Patient’s daughter: ‘This is a blessing’

In Chicago, about five miles from the Blumenberg home, a Rush vaccination team also showed up Maltilde Flores’ home. She, too, lives in a pharmacy desert, far from sites offering vaccines.

The 92-year-old’s daughter, Carmen Flores-Rance, said getting her mom out of the house would require moving mountains.

“This is a blessing to have somebody come to the house, especially when you have somebody who is Latina, a 92-year-old beautiful mother who has dementia and can’t do anything for herself,” she said.

“Not a lot of seniors have this kind of service. I am very blessed to have you guys here.”

And as doctors have learned in Chicago, matching vaccines with eligible patients can be a balancing act.
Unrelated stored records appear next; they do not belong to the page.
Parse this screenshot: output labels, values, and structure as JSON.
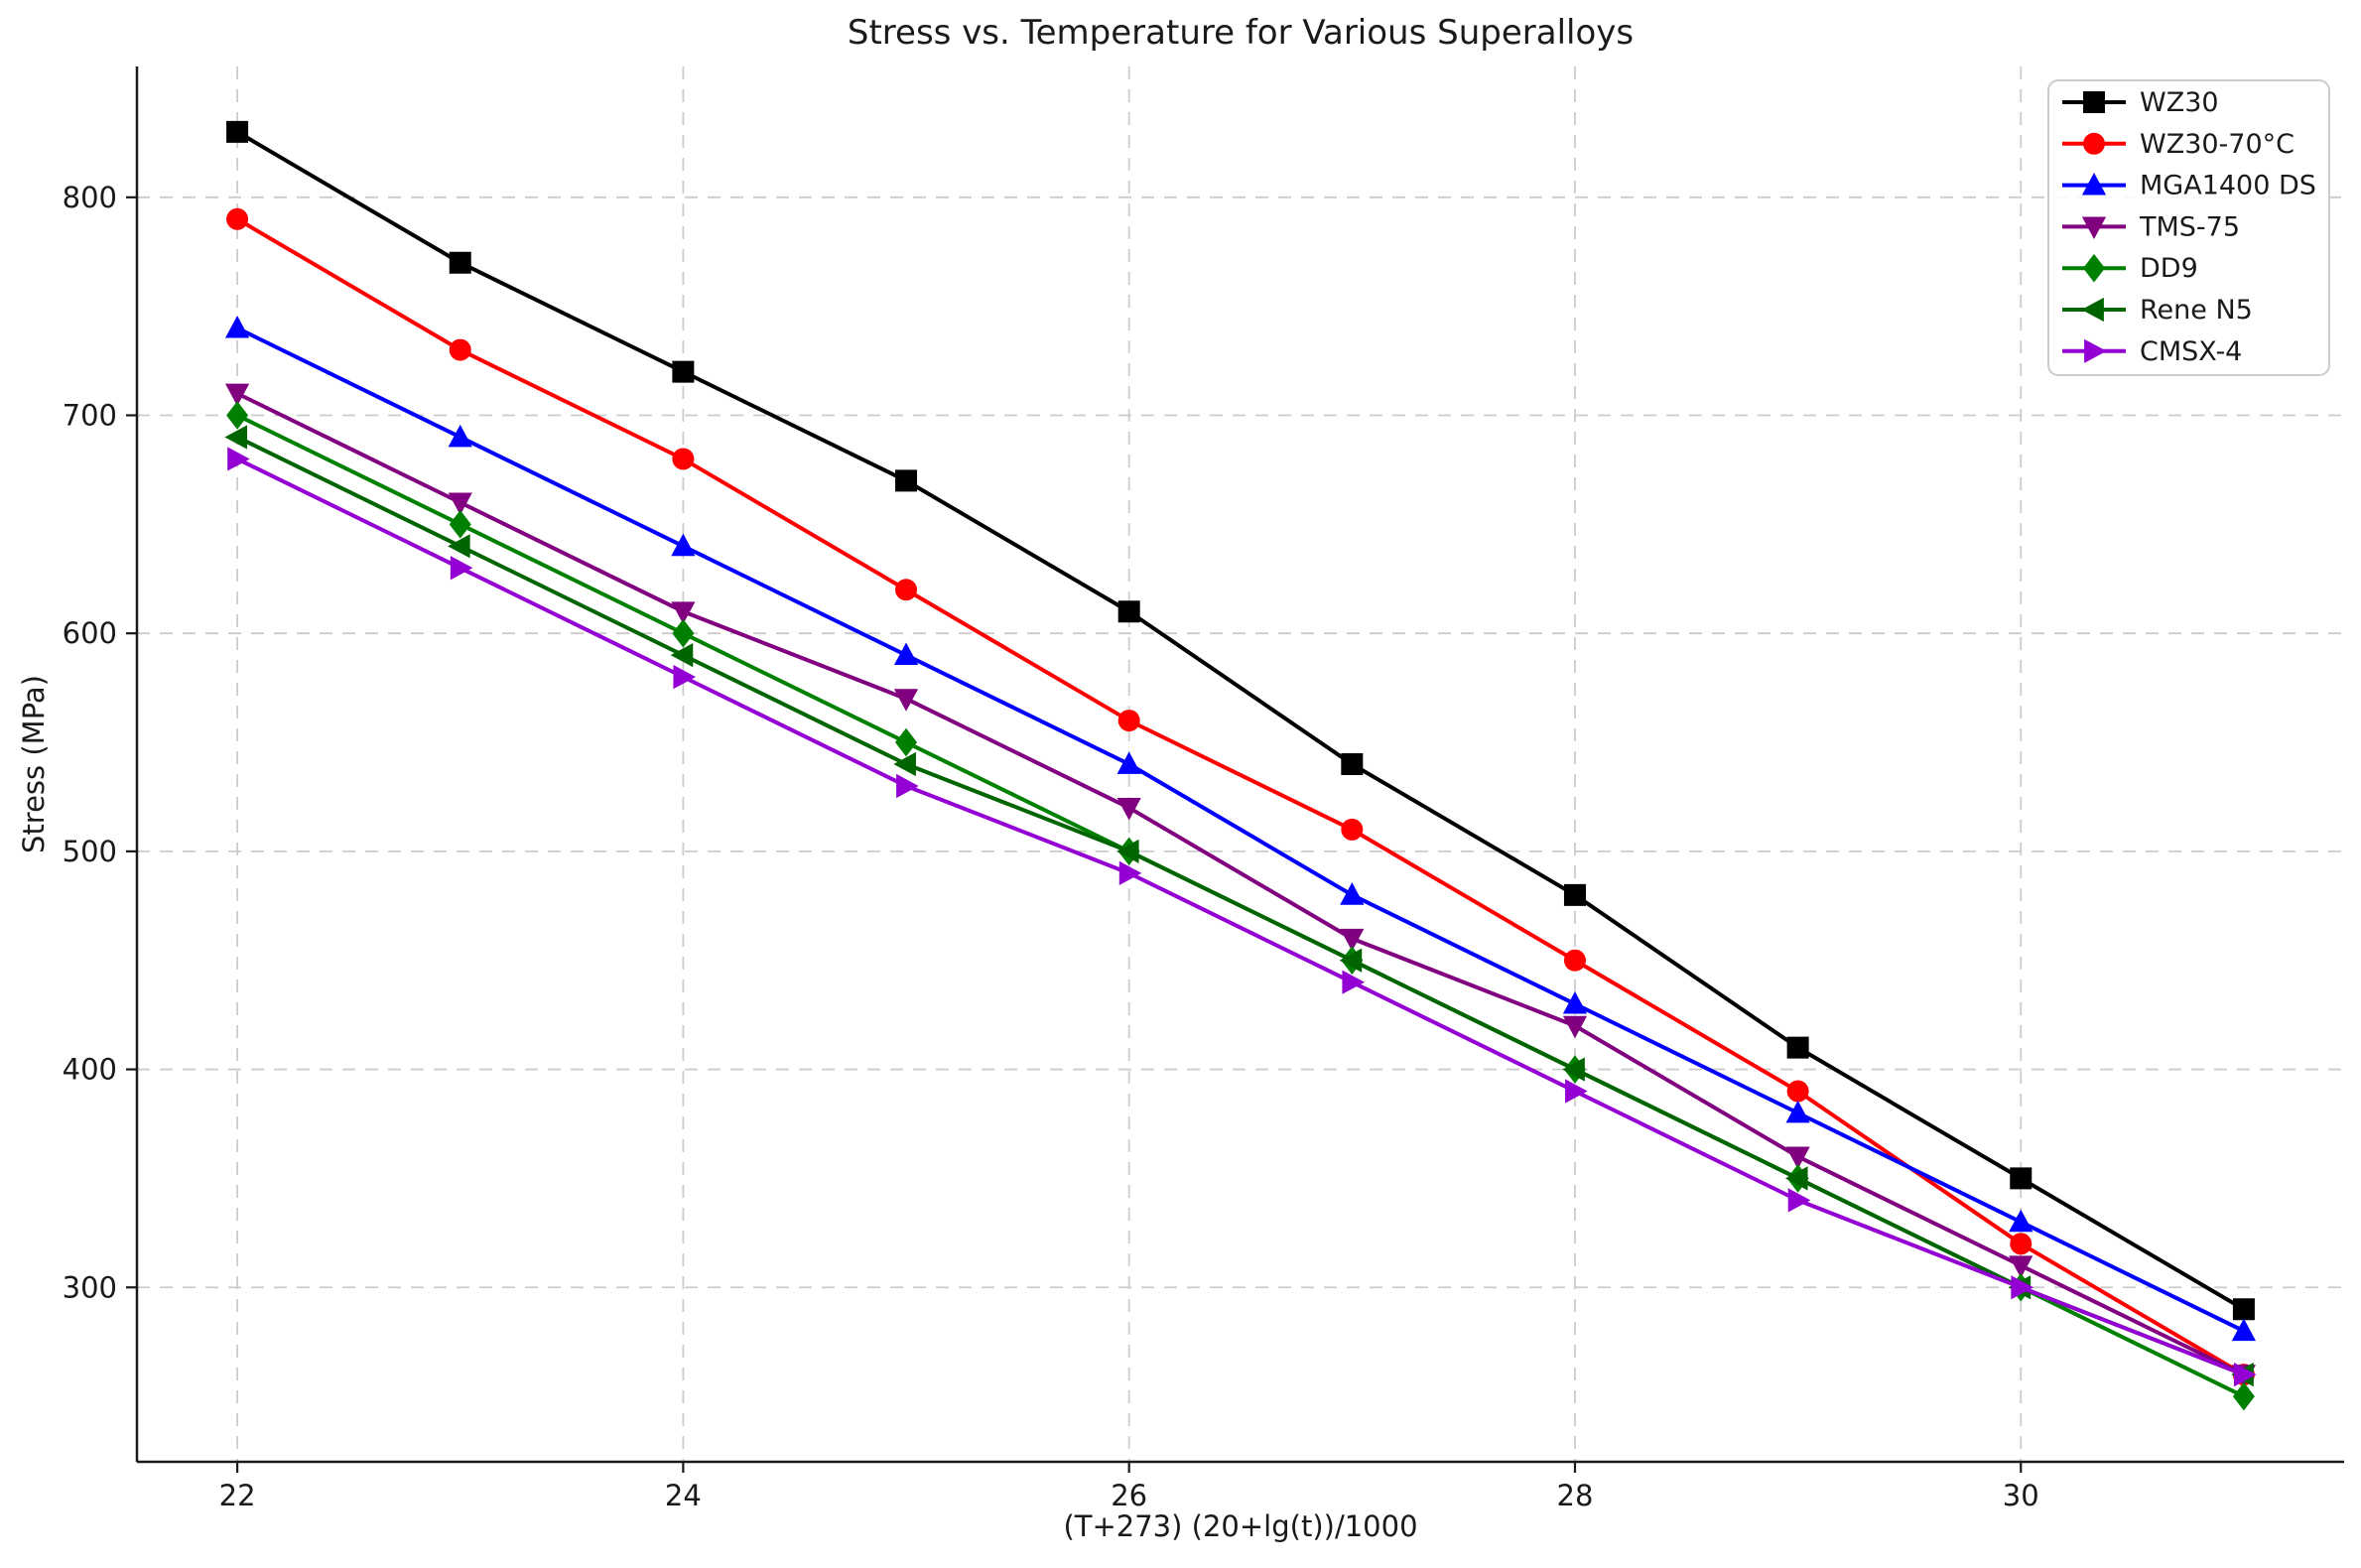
{
  "chart_data": {
    "type": "line",
    "title": "Stress vs. Temperature for Various Superalloys",
    "xlabel": "(T+273) (20+lg(t))/1000",
    "ylabel": "Stress (MPa)",
    "x": [
      22,
      23,
      24,
      25,
      26,
      27,
      28,
      29,
      30,
      31
    ],
    "xlim": [
      21.55,
      31.45
    ],
    "ylim": [
      220,
      860
    ],
    "xticks": [
      22,
      24,
      26,
      28,
      30
    ],
    "yticks": [
      300,
      400,
      500,
      600,
      700,
      800
    ],
    "grid": true,
    "grid_color": "#cccccc",
    "spine_color": "#1a1a1a",
    "legend_position": "upper right",
    "legend_border_color": "#cccccc",
    "series": [
      {
        "name": "WZ30",
        "color": "#000000",
        "marker": "square",
        "values": [
          830,
          770,
          720,
          670,
          610,
          540,
          480,
          410,
          350,
          290
        ]
      },
      {
        "name": "WZ30-70°C",
        "color": "#ff0000",
        "marker": "circle",
        "values": [
          790,
          730,
          680,
          620,
          560,
          510,
          450,
          390,
          320,
          260
        ]
      },
      {
        "name": "MGA1400 DS",
        "color": "#0000ff",
        "marker": "triangle-up",
        "values": [
          740,
          690,
          640,
          590,
          540,
          480,
          430,
          380,
          330,
          280
        ]
      },
      {
        "name": "TMS-75",
        "color": "#800080",
        "marker": "triangle-down",
        "values": [
          710,
          660,
          610,
          570,
          520,
          460,
          420,
          360,
          310,
          260
        ]
      },
      {
        "name": "DD9",
        "color": "#008000",
        "marker": "diamond",
        "values": [
          700,
          650,
          600,
          550,
          500,
          450,
          400,
          350,
          300,
          250
        ]
      },
      {
        "name": "Rene N5",
        "color": "#006400",
        "marker": "triangle-left",
        "values": [
          690,
          640,
          590,
          540,
          500,
          450,
          400,
          350,
          300,
          260
        ]
      },
      {
        "name": "CMSX-4",
        "color": "#9400d3",
        "marker": "triangle-right",
        "values": [
          680,
          630,
          580,
          530,
          490,
          440,
          390,
          340,
          300,
          260
        ]
      }
    ]
  }
}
On the day CNN met the Blumenberg family, another patient was unable to get their scheduled vaccine due to a scheduling conflict. Immediately, the vaccination team had to find someone else who was eligible to receive the extra dose.

“We never want to waste any vaccines,” Davis said. “It is such an important thing for people to receive, so when we’re out in the field we have to be very careful to bring the exact number of vaccines that we need.”

Meanwhile, the Blumenbergs say the Rush vaccination program may have saved them — not only from Covid, but from an unequal system that overlooks patients like them.

“Nobody is above anybody,” Jackie Blumenberg said. “We all bleed the same.”